How Modinomics Won Bihar For The NDA
The question that appears to come out of the Bihar verdict is: if caste does not matter then what does?
The answer to that is welfare and delivery of public goods.
The last few weeks have witnessed two election cliff-hangers as millions were eagerly waiting to assess the outcomes of the electoral results. The elections conducted in Bihar, as along with the other state assembly bye-elections conclusively establish the exercise to be the largest such exercise to be conducted in the middle of a raging pandemic. The effort needs to be appreciated given the complexity associated with any electoral process.
The key story of the election has to be the inaccurate results of the exit-polls that unanimously showed the RJD led Mahagathbandhan all set to form the government in Bihar. Indeed, it is far more difficult to electorally defend a mandate after three terms and the task becomes nearly impossible when the elections are held in the middle of a pandemic which has caused a significant economic disruption.

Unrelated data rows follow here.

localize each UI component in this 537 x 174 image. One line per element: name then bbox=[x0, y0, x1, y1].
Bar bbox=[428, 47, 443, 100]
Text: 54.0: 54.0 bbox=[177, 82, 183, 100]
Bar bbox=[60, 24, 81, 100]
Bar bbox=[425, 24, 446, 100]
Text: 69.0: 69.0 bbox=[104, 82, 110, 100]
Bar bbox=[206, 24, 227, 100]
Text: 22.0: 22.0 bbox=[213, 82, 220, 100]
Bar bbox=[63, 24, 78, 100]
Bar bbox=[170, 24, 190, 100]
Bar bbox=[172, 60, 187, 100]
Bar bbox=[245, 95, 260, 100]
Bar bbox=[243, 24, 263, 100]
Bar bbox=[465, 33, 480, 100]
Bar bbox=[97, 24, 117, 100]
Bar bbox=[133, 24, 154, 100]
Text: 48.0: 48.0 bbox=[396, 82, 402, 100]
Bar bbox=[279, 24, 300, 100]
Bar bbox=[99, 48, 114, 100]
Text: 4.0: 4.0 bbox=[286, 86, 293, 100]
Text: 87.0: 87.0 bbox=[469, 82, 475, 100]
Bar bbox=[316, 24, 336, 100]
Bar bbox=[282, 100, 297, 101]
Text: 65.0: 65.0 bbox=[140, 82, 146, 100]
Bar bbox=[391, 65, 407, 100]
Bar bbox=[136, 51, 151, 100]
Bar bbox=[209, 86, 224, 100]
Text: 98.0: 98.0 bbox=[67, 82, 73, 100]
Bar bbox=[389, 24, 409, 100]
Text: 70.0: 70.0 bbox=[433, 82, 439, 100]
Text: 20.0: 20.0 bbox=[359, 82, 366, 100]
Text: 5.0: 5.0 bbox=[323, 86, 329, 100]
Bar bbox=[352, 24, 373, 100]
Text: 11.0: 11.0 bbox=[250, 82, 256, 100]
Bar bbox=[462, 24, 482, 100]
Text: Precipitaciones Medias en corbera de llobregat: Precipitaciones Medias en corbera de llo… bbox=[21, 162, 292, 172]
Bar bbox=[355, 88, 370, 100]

The conventional wisdom was that NDA was all set to lose the elections and that the Mahagathbandhan would sweep them. Fast forward to 11 November and we have the NDA form the government.
Many are surprised at the electoral upset and are curious regarding the factors that explain the same. Political analysts, often look for explanations that are political in nature and thus, they stick with the arguments of Congress pulling down the RJD and the argument of AIMIM denting into the minority vote-bank of the RJD-Congress-Left alliance. However, these arguments fail to explain the mandate in favour of the NDA as the presence of these factors should have had an impact across the state and not be confined to a few pockets.
That there was some anti-incumbency that was picked up by the exit and opinion pollsters but it did not translate into votes during the elections, especially during the later two phases is in itself an interesting fact that should be studied in greater detail.
There are alternative explanations and those that explain the strong performance of the NDA not just in Bihar but in the bye-elections across the country.
The first explanation is the systematic breakdown of the caste identities as far as electoral preferences are concerned. In many ways, successive elections have illustrated that caste combinations have started to matter less in terms of their electoral significance. This is an important change in the way voters have started to behave over the last few years and this trend augurs well for the political process of our country.
The question is thus that if caste does not matter then what does?
The answer to that is welfare and delivery of public goods.
The post 2019 verdict resulted in a rigorous study of whether the electoral result was an outcome of welfare delivery and it resulted in a joint article with Surjit S Bhalla – ‘why chemistry trumps arithmetic’. The article can be accessed by clicking . The welfare argument makes all the more sense in the middle of a pandemic and this has been ignored by most political analysts that expected the rural areas to vote in favour of the opposition. The converse seems to have happened and there are strong economic reasons for the same.
The expectations of a rural backlash made limited sense to start with as the rural economy continues despite the lockdown, as an essential service. There were some disruptions in the rural economy, but not too significant to have an adverse economic impact. This is one of the reasons why in the first quarter even as our overall economy contracted, the primary sector expanded at 3.4 per cent y-o-y compared to the 3 per cent experienced in the previous year in the first quarter.
This was critical as it signalled the lack of economic stress in the rural economy as such. The only concern was the scale of migration that took place during the lockdown from urban to rural areas. However, with increased MGNREGA outlays, a hike in the wages and at the same time a cash transfer program under the PM Garib Kalyan scheme were critical to absorb a part of the shock.
The marginal impact of a Rs 500 transfer in rural areas is extremely significant, more so at a time when the food grain entitlements under the Food Security Act have been extended significantly. As a consequence, what we had in the rural areas was a major pickup in economic activity even as there was no visible economic stress due to the pandemic. This is also reflected in our recovery process which is being led by the revival of demand from the rural sectors which has been witnessed by record high tractor sales or the robust growth of sales of FMCG companies in the second quarter. The key thing to remember here is that the state of Bihar is predominantly rural. The recent agricultural reforms led to a hike in MSPs and subsequently high price realizations in general. These factors too have had a positive impact that could be immediately felt by the voters in the state.
While we wait for more detailed election data to analyse the electoral results of Bihar, we must mention that for the non-services part of the economy, economic activity seems to be on the rebound and there is satisfaction in the way the government has handled the pandemic.
But the key reason responsible for such a performance has to do with the rural sector doing exceedingly well which seems to be yielding political results. This should no longer come as a surprise as moves such as Saubhagya, PM Awas and the Swachh Bharat Mission have resulted in political dividends in the past. Perhaps, now is the time for incumbents, irrespective of their political party to rethink on their economic and welfare policies as we move towards smart governance policies that maximise the impact of public expenditure.